Title: Re: theory on network hashrate
Post by: Graet on August 26, 2012, 09:49:23 PM
http://static.blockchain.info/pools.png?format=png

Yay ASIC testing! Or at least that's what I'm assuming it is as well...nothing like a random 'Unknown' popping up and taking up 3+TH/s
"unknown" has been there for ever
it didn't just "pop up"
blockchain.info (source of that graph) take best guess on block source - anything they cannot identify goes into "unknown" this includes solo miners, private pools, botnets and blocks from pools they cant identify (often including some of deepbits blocks)
I quote http://blockchain.info/pools
"A large portion of Unknown blocks does not mean an attack on the network, it simply means we have been unable to determine the origin" its even in red on that page to stand out :D


Title: Re: theory on network hashrate
Post by: Korbman on August 27, 2012, 01:42:28 AM
"unknown" has been there for ever
it didn't just "pop up"
blockchain.info (source of that graph) take best guess on block source - anything they cannot identify goes into "unknown" this includes solo miners, private pools, botnets and blocks from pools they cant identify (often including some of deepbits blocks)
I quote http://blockchain.info/pools
"A large portion of Unknown blocks does not mean an attack on the network, it simply means we have been unable to determine the origin" its even in red on that page to stand out :D

Ah, wasn't quite aware of that...though I suppose reading would have helped :P

And if we did assume it was ASIC testing, then solo mining does make sense...or at least a private pool of sorts.


Title: Re: theory on network hashrate
Post by: squall1066 on August 28, 2012, 08:03:55 AM
Well you learn something new everyday! These are valid opinions, But when you look at it through noob eyes, it really looks like someone has to gain from raising the difficulty.

"If someone can gain from a bad situation, They will make it bad" - cant remember who said, But was a world class entrepreneur, and helped to mould me into the conspiracy theorist I am today.


Title: Re: theory on network hashrate
Post by: ursa on August 28, 2012, 09:30:39 AM
Maybe US gov is looking for some BTC... :))


Title: Re: theory on network hashrate
Post by: Korbman on August 28, 2012, 03:44:28 PM
Well you learn something new everyday! These are valid opinions, But when you look at it through noob eyes, it really looks like someone has to gain from raising the difficulty.

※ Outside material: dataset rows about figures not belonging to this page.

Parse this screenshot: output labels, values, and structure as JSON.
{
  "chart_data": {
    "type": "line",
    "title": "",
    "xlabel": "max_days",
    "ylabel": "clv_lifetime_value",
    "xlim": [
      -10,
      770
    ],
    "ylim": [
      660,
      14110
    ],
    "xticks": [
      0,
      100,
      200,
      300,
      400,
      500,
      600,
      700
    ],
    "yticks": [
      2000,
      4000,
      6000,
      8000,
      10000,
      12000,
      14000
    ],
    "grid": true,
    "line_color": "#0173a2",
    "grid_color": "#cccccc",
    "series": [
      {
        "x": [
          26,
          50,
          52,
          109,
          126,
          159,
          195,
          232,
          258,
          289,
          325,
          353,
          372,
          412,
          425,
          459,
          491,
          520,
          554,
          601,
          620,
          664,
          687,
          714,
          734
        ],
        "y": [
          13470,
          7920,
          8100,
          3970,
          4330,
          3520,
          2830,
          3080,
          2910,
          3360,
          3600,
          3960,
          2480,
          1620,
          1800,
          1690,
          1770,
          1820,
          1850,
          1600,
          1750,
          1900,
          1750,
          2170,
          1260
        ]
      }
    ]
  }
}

"If someone can gain from a bad situation, They will make it bad" - cant remember who said, But was a world class entrepreneur, and helped to mould me into the conspiracy theorist I am today.

You are more than correct with "learn something new everyday"! The quote below that just blew my mind with the feeling of "Wow-that's-so-obvious-and-true-why-didn't-I-realize-that". 2008 financial crisis anyone?

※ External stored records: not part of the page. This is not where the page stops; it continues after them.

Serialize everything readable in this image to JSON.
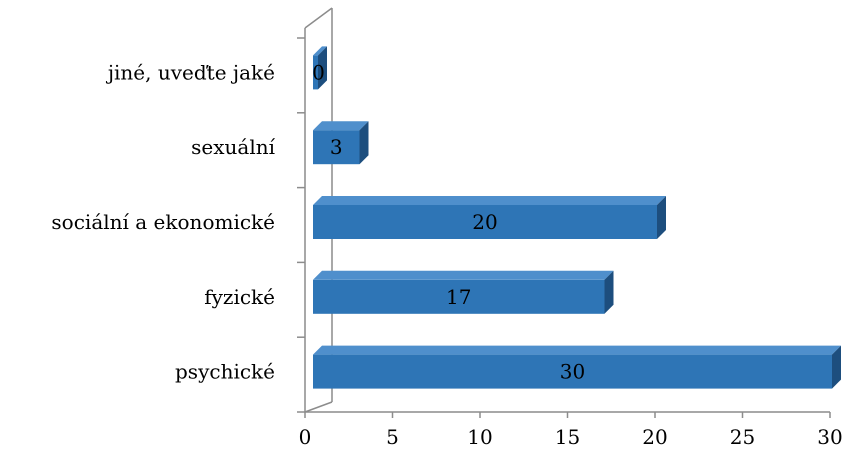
{
  "chart_data": {
    "type": "bar",
    "orientation": "horizontal",
    "three_d": true,
    "categories": [
      "psychické",
      "fyzické",
      "sociální a ekonomické",
      "sexuální",
      "jiné, uveďte jaké"
    ],
    "values": [
      30,
      17,
      20,
      3,
      0
    ],
    "data_labels": [
      "30",
      "17",
      "20",
      "3",
      "0"
    ],
    "xlim": [
      0,
      30
    ],
    "xticks": [
      0,
      5,
      10,
      15,
      20,
      25,
      30
    ],
    "xtick_labels": [
      "0",
      "5",
      "10",
      "15",
      "20",
      "25",
      "30"
    ],
    "grid": false,
    "legend": "none",
    "colors": {
      "bar_front": "#2E75B6",
      "bar_top": "#4F8FCC",
      "bar_side": "#1D4E7E",
      "axis": "#8C8C8C"
    }
  }
}
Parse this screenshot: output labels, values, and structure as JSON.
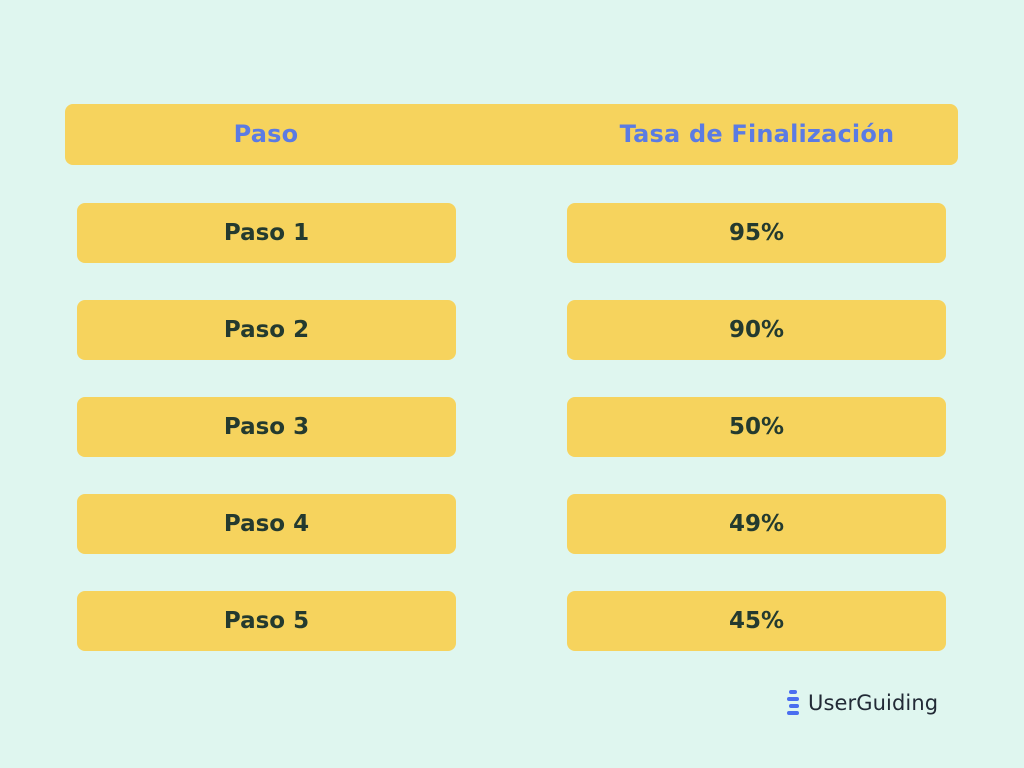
{
  "chart_data": {
    "type": "table",
    "columns": [
      "Paso",
      "Tasa de Finalización"
    ],
    "rows": [
      {
        "step": "Paso 1",
        "rate": "95%"
      },
      {
        "step": "Paso 2",
        "rate": "90%"
      },
      {
        "step": "Paso 3",
        "rate": "50%"
      },
      {
        "step": "Paso 4",
        "rate": "49%"
      },
      {
        "step": "Paso 5",
        "rate": "45%"
      }
    ],
    "values": [
      95,
      90,
      50,
      49,
      45
    ]
  },
  "brand": {
    "name": "UserGuiding",
    "icon": "userguiding-logo-icon"
  },
  "colors": {
    "background": "#dff6ef",
    "cell": "#f6d35d",
    "header_text": "#5b7be3",
    "cell_text": "#243a2f",
    "brand_accent": "#4a6ef0"
  }
}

Title: Re: theory on network hashrate
Post by: 420 on August 29, 2012, 10:19:09 PM
guess we'll see if the same thing happens before next difficulty change...september 12th is it?

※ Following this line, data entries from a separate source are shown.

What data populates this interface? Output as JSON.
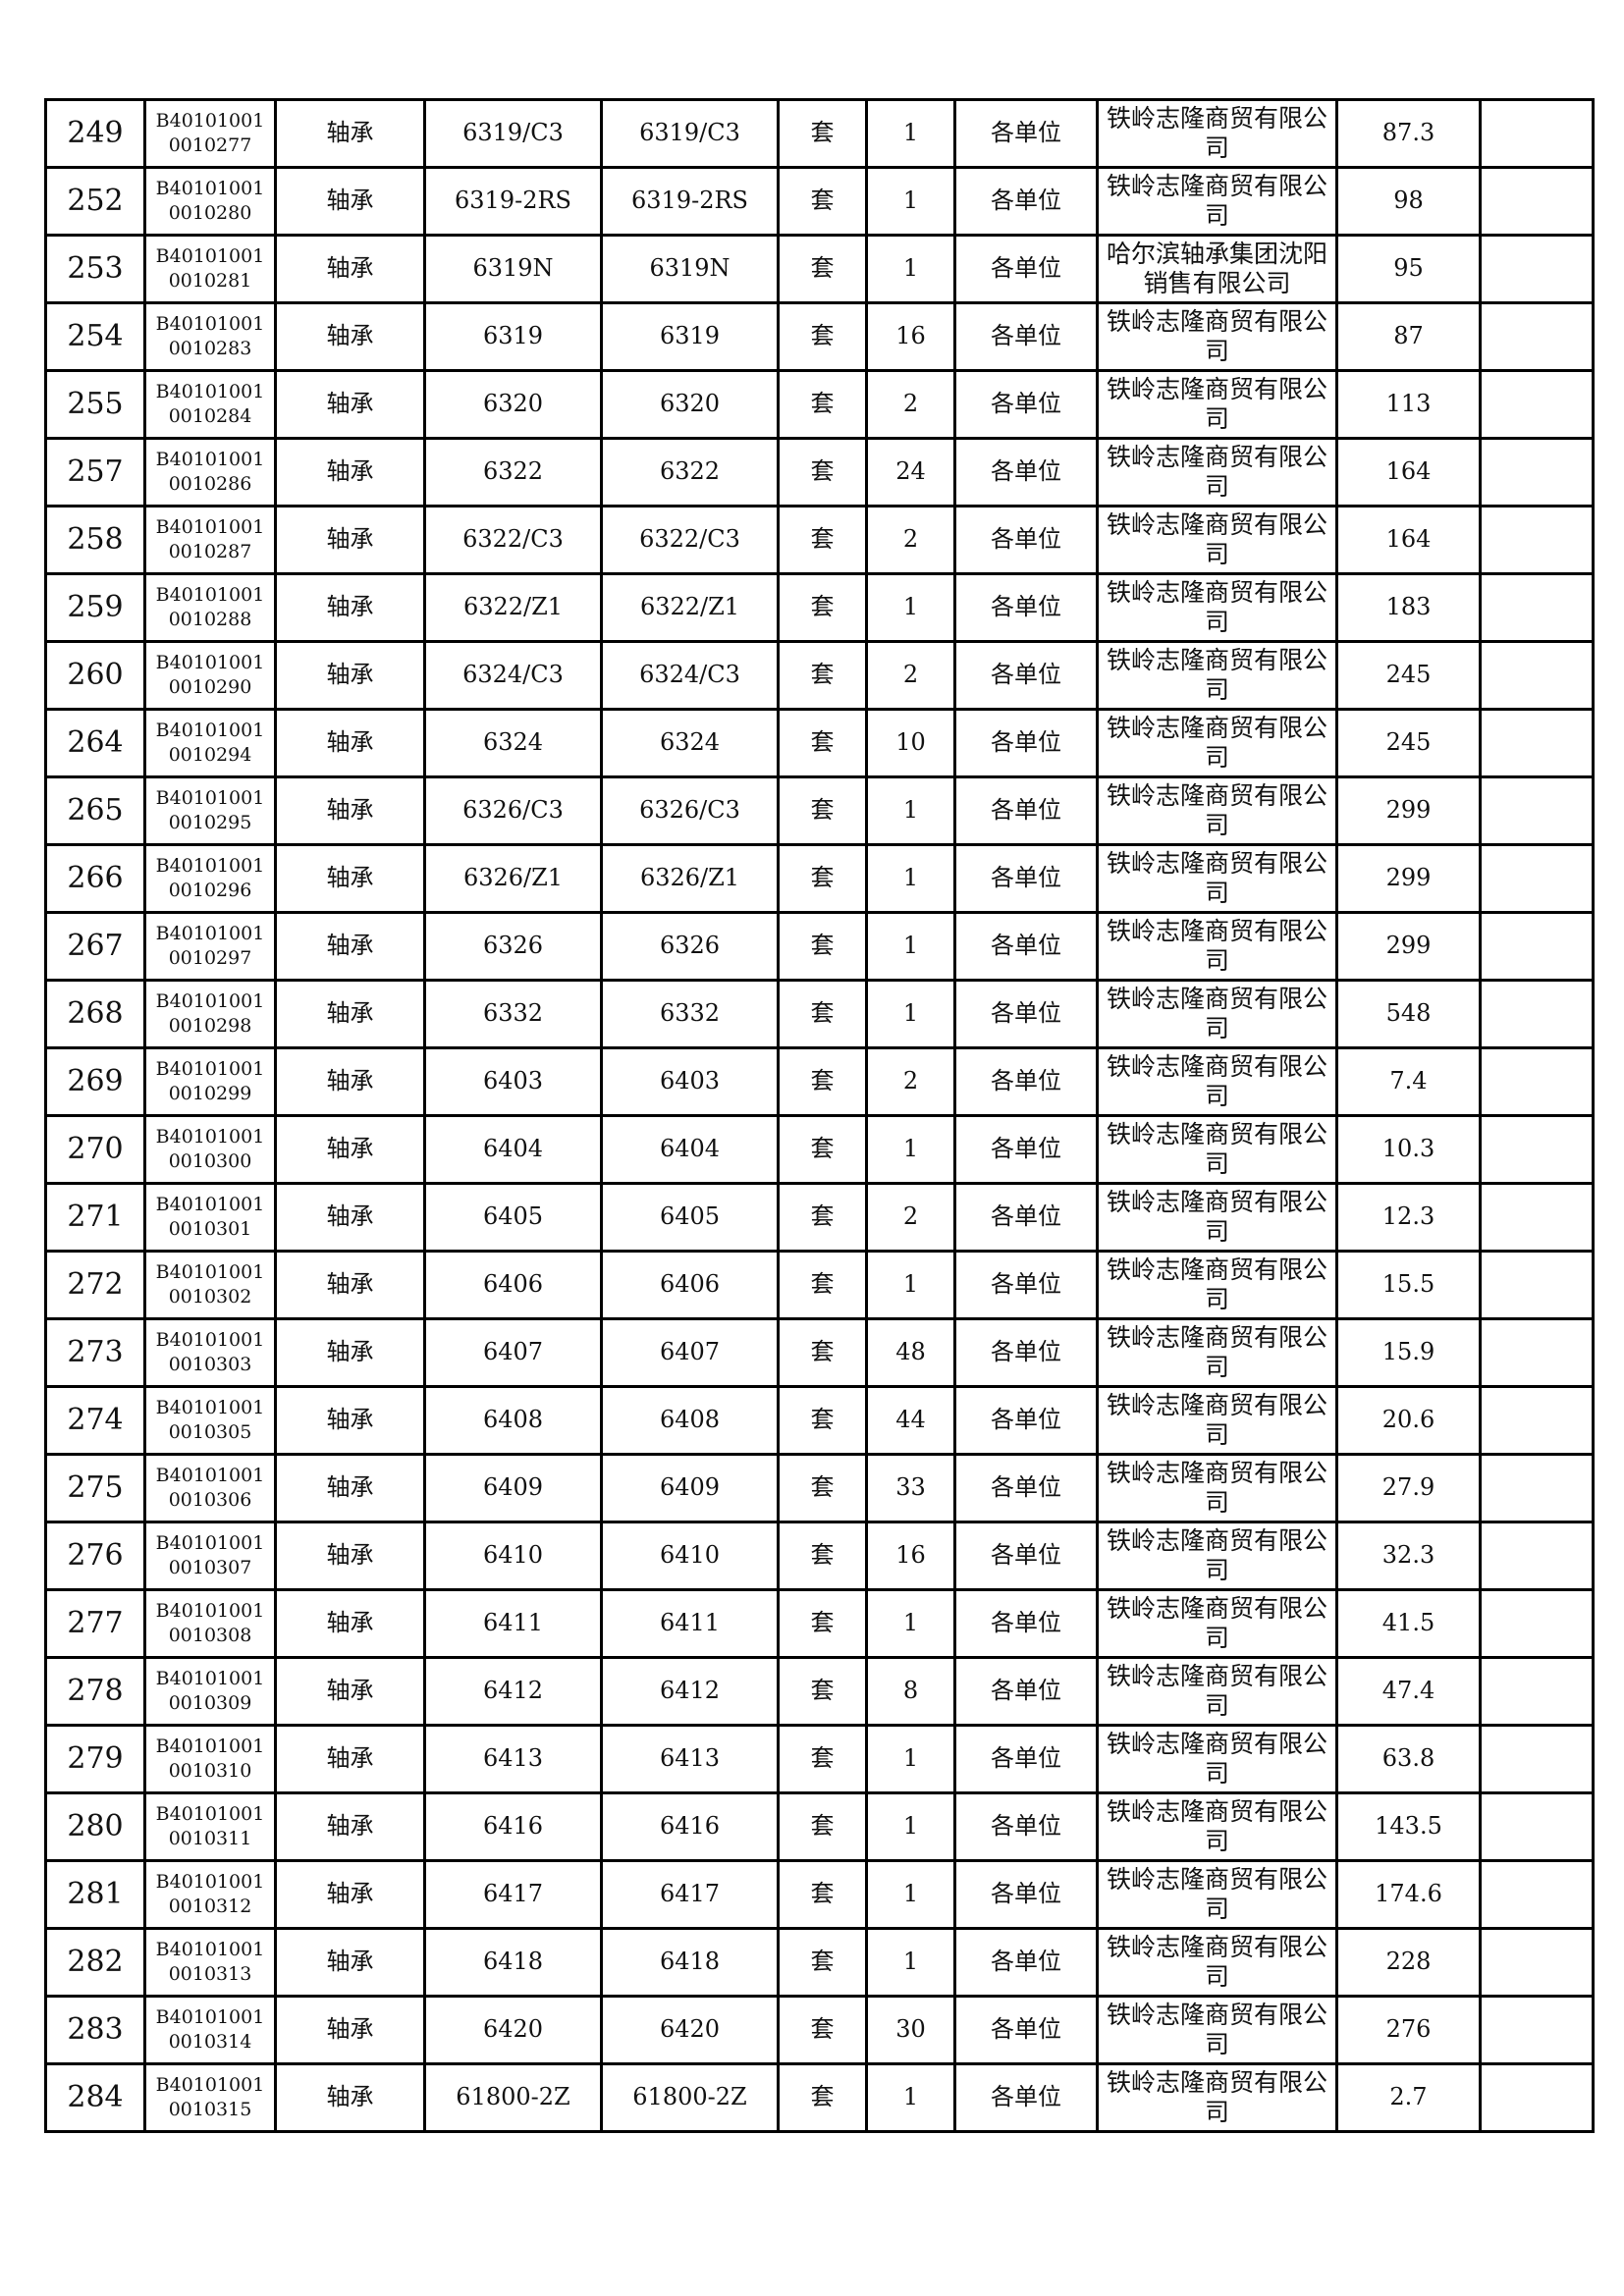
{
  "rows": [
    {
      "no": "249",
      "code": "B401010010010277",
      "name": "轴承",
      "spec": "6319/C3",
      "model": "6319/C3",
      "unit": "套",
      "qty": "1",
      "dept": "各单位",
      "supplier": "铁岭志隆商贸有限公司",
      "price": "87.3",
      "note": ""
    },
    {
      "no": "252",
      "code": "B401010010010280",
      "name": "轴承",
      "spec": "6319-2RS",
      "model": "6319-2RS",
      "unit": "套",
      "qty": "1",
      "dept": "各单位",
      "supplier": "铁岭志隆商贸有限公司",
      "price": "98",
      "note": ""
    },
    {
      "no": "253",
      "code": "B401010010010281",
      "name": "轴承",
      "spec": "6319N",
      "model": "6319N",
      "unit": "套",
      "qty": "1",
      "dept": "各单位",
      "supplier": "哈尔滨轴承集团沈阳销售有限公司",
      "price": "95",
      "note": ""
    },
    {
      "no": "254",
      "code": "B401010010010283",
      "name": "轴承",
      "spec": "6319",
      "model": "6319",
      "unit": "套",
      "qty": "16",
      "dept": "各单位",
      "supplier": "铁岭志隆商贸有限公司",
      "price": "87",
      "note": ""
    },
    {
      "no": "255",
      "code": "B401010010010284",
      "name": "轴承",
      "spec": "6320",
      "model": "6320",
      "unit": "套",
      "qty": "2",
      "dept": "各单位",
      "supplier": "铁岭志隆商贸有限公司",
      "price": "113",
      "note": ""
    },
    {
      "no": "257",
      "code": "B401010010010286",
      "name": "轴承",
      "spec": "6322",
      "model": "6322",
      "unit": "套",
      "qty": "24",
      "dept": "各单位",
      "supplier": "铁岭志隆商贸有限公司",
      "price": "164",
      "note": ""
    },
    {
      "no": "258",
      "code": "B401010010010287",
      "name": "轴承",
      "spec": "6322/C3",
      "model": "6322/C3",
      "unit": "套",
      "qty": "2",
      "dept": "各单位",
      "supplier": "铁岭志隆商贸有限公司",
      "price": "164",
      "note": ""
    },
    {
      "no": "259",
      "code": "B401010010010288",
      "name": "轴承",
      "spec": "6322/Z1",
      "model": "6322/Z1",
      "unit": "套",
      "qty": "1",
      "dept": "各单位",
      "supplier": "铁岭志隆商贸有限公司",
      "price": "183",
      "note": ""
    },
    {
      "no": "260",
      "code": "B401010010010290",
      "name": "轴承",
      "spec": "6324/C3",
      "model": "6324/C3",
      "unit": "套",
      "qty": "2",
      "dept": "各单位",
      "supplier": "铁岭志隆商贸有限公司",
      "price": "245",
      "note": ""
    },
    {
      "no": "264",
      "code": "B401010010010294",
      "name": "轴承",
      "spec": "6324",
      "model": "6324",
      "unit": "套",
      "qty": "10",
      "dept": "各单位",
      "supplier": "铁岭志隆商贸有限公司",
      "price": "245",
      "note": ""
    },
    {
      "no": "265",
      "code": "B401010010010295",
      "name": "轴承",
      "spec": "6326/C3",
      "model": "6326/C3",
      "unit": "套",
      "qty": "1",
      "dept": "各单位",
      "supplier": "铁岭志隆商贸有限公司",
      "price": "299",
      "note": ""
    },
    {
      "no": "266",
      "code": "B401010010010296",
      "name": "轴承",
      "spec": "6326/Z1",
      "model": "6326/Z1",
      "unit": "套",
      "qty": "1",
      "dept": "各单位",
      "supplier": "铁岭志隆商贸有限公司",
      "price": "299",
      "note": ""
    },
    {
      "no": "267",
      "code": "B401010010010297",
      "name": "轴承",
      "spec": "6326",
      "model": "6326",
      "unit": "套",
      "qty": "1",
      "dept": "各单位",
      "supplier": "铁岭志隆商贸有限公司",
      "price": "299",
      "note": ""
    },
    {
      "no": "268",
      "code": "B401010010010298",
      "name": "轴承",
      "spec": "6332",
      "model": "6332",
      "unit": "套",
      "qty": "1",
      "dept": "各单位",
      "supplier": "铁岭志隆商贸有限公司",
      "price": "548",
      "note": ""
    },
    {
      "no": "269",
      "code": "B401010010010299",
      "name": "轴承",
      "spec": "6403",
      "model": "6403",
      "unit": "套",
      "qty": "2",
      "dept": "各单位",
      "supplier": "铁岭志隆商贸有限公司",
      "price": "7.4",
      "note": ""
    },
    {
      "no": "270",
      "code": "B401010010010300",
      "name": "轴承",
      "spec": "6404",
      "model": "6404",
      "unit": "套",
      "qty": "1",
      "dept": "各单位",
      "supplier": "铁岭志隆商贸有限公司",
      "price": "10.3",
      "note": ""
    },
    {
      "no": "271",
      "code": "B401010010010301",
      "name": "轴承",
      "spec": "6405",
      "model": "6405",
      "unit": "套",
      "qty": "2",
      "dept": "各单位",
      "supplier": "铁岭志隆商贸有限公司",
      "price": "12.3",
      "note": ""
    },
    {
      "no": "272",
      "code": "B401010010010302",
      "name": "轴承",
      "spec": "6406",
      "model": "6406",
      "unit": "套",
      "qty": "1",
      "dept": "各单位",
      "supplier": "铁岭志隆商贸有限公司",
      "price": "15.5",
      "note": ""
    },
    {
      "no": "273",
      "code": "B401010010010303",
      "name": "轴承",
      "spec": "6407",
      "model": "6407",
      "unit": "套",
      "qty": "48",
      "dept": "各单位",
      "supplier": "铁岭志隆商贸有限公司",
      "price": "15.9",
      "note": ""
    },
    {
      "no": "274",
      "code": "B401010010010305",
      "name": "轴承",
      "spec": "6408",
      "model": "6408",
      "unit": "套",
      "qty": "44",
      "dept": "各单位",
      "supplier": "铁岭志隆商贸有限公司",
      "price": "20.6",
      "note": ""
    },
    {
      "no": "275",
      "code": "B401010010010306",
      "name": "轴承",
      "spec": "6409",
      "model": "6409",
      "unit": "套",
      "qty": "33",
      "dept": "各单位",
      "supplier": "铁岭志隆商贸有限公司",
      "price": "27.9",
      "note": ""
    },
    {
      "no": "276",
      "code": "B401010010010307",
      "name": "轴承",
      "spec": "6410",
      "model": "6410",
      "unit": "套",
      "qty": "16",
      "dept": "各单位",
      "supplier": "铁岭志隆商贸有限公司",
      "price": "32.3",
      "note": ""
    },
    {
      "no": "277",
      "code": "B401010010010308",
      "name": "轴承",
      "spec": "6411",
      "model": "6411",
      "unit": "套",
      "qty": "1",
      "dept": "各单位",
      "supplier": "铁岭志隆商贸有限公司",
      "price": "41.5",
      "note": ""
    },
    {
      "no": "278",
      "code": "B401010010010309",
      "name": "轴承",
      "spec": "6412",
      "model": "6412",
      "unit": "套",
      "qty": "8",
      "dept": "各单位",
      "supplier": "铁岭志隆商贸有限公司",
      "price": "47.4",
      "note": ""
    },
    {
      "no": "279",
      "code": "B401010010010310",
      "name": "轴承",
      "spec": "6413",
      "model": "6413",
      "unit": "套",
      "qty": "1",
      "dept": "各单位",
      "supplier": "铁岭志隆商贸有限公司",
      "price": "63.8",
      "note": ""
    },
    {
      "no": "280",
      "code": "B401010010010311",
      "name": "轴承",
      "spec": "6416",
      "model": "6416",
      "unit": "套",
      "qty": "1",
      "dept": "各单位",
      "supplier": "铁岭志隆商贸有限公司",
      "price": "143.5",
      "note": ""
    },
    {
      "no": "281",
      "code": "B401010010010312",
      "name": "轴承",
      "spec": "6417",
      "model": "6417",
      "unit": "套",
      "qty": "1",
      "dept": "各单位",
      "supplier": "铁岭志隆商贸有限公司",
      "price": "174.6",
      "note": ""
    },
    {
      "no": "282",
      "code": "B401010010010313",
      "name": "轴承",
      "spec": "6418",
      "model": "6418",
      "unit": "套",
      "qty": "1",
      "dept": "各单位",
      "supplier": "铁岭志隆商贸有限公司",
      "price": "228",
      "note": ""
    },
    {
      "no": "283",
      "code": "B401010010010314",
      "name": "轴承",
      "spec": "6420",
      "model": "6420",
      "unit": "套",
      "qty": "30",
      "dept": "各单位",
      "supplier": "铁岭志隆商贸有限公司",
      "price": "276",
      "note": ""
    },
    {
      "no": "284",
      "code": "B401010010010315",
      "name": "轴承",
      "spec": "61800-2Z",
      "model": "61800-2Z",
      "unit": "套",
      "qty": "1",
      "dept": "各单位",
      "supplier": "铁岭志隆商贸有限公司",
      "price": "2.7",
      "note": ""
    }
  ]
}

Title: Re: theory on network hashrate
Post by: organofcorti on August 30, 2012, 01:39:18 PM
guess we'll see if the same thing happens before next difficulty change...september 12th is it?

Should be around the 7th September (1162 blocks to go atm).


Title: Re: theory on network hashrate
Post by: 420 on August 30, 2012, 07:46:08 PM
guess we'll see if the same thing happens before next difficulty change...september 12th is it?

Should be around the 7th September (1162 blocks to go atm).